Early life seizures (ELS) are often associated with cognitive and psychiatric comorbidities that are detrimental to quality of life. In a rat model of ELS, we explored long-term cognitive outcomes in adult rats. Using ACTH, an endogeneous HPA-axis hormone given to children with severe epilepsy, we sought to prevent cognitive deficits. Through comparisons with dexamethasone, we sought to dissociate the corticosteroid effects of ACTH from other potential mechanisms of action.

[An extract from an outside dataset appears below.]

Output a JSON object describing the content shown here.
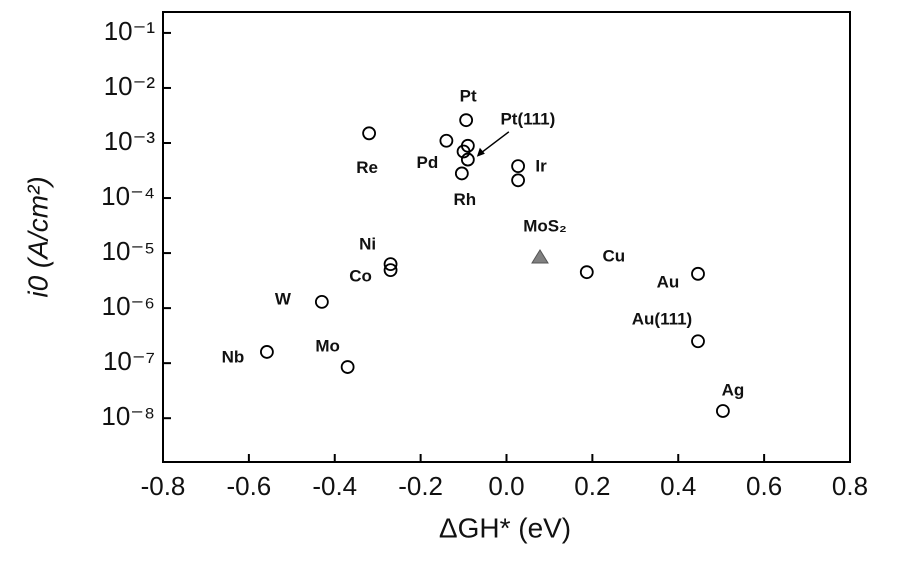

Although rats with a history of ELS were able to acquire a conditioned fear learning paradigm and controls, these rats had significant deficits in their ability to extinguish fearful memories. ACTH treatment did not alter any seizure parameters but nevertheless was able to significantly improve this fear extinction, while dexamethasone treatment during the same period did not. This ACTH effect was specific for fear extinction deficits and not for spatial learning deficits in a water maze. Additionally, ACTH did not alter seizure latency or duration suggesting that cognitive and seizure outcomes may be dissociable. Expression levels of melanocortin receptors, which bind ACTH, were found to be significantly lower in animals that had experienced ELS than in control animals, potentially implicating central melanocortin receptor dysregulation in the effects of ELS, and suggesting a mechanism of action for ACTH.
Taken together, these data suggest that early treatment with ACTH can have significant long-term consequences for cognition in animals with a history of ELS independently of seizure cessation and may act in part through a CNS melanocortin receptor pathway.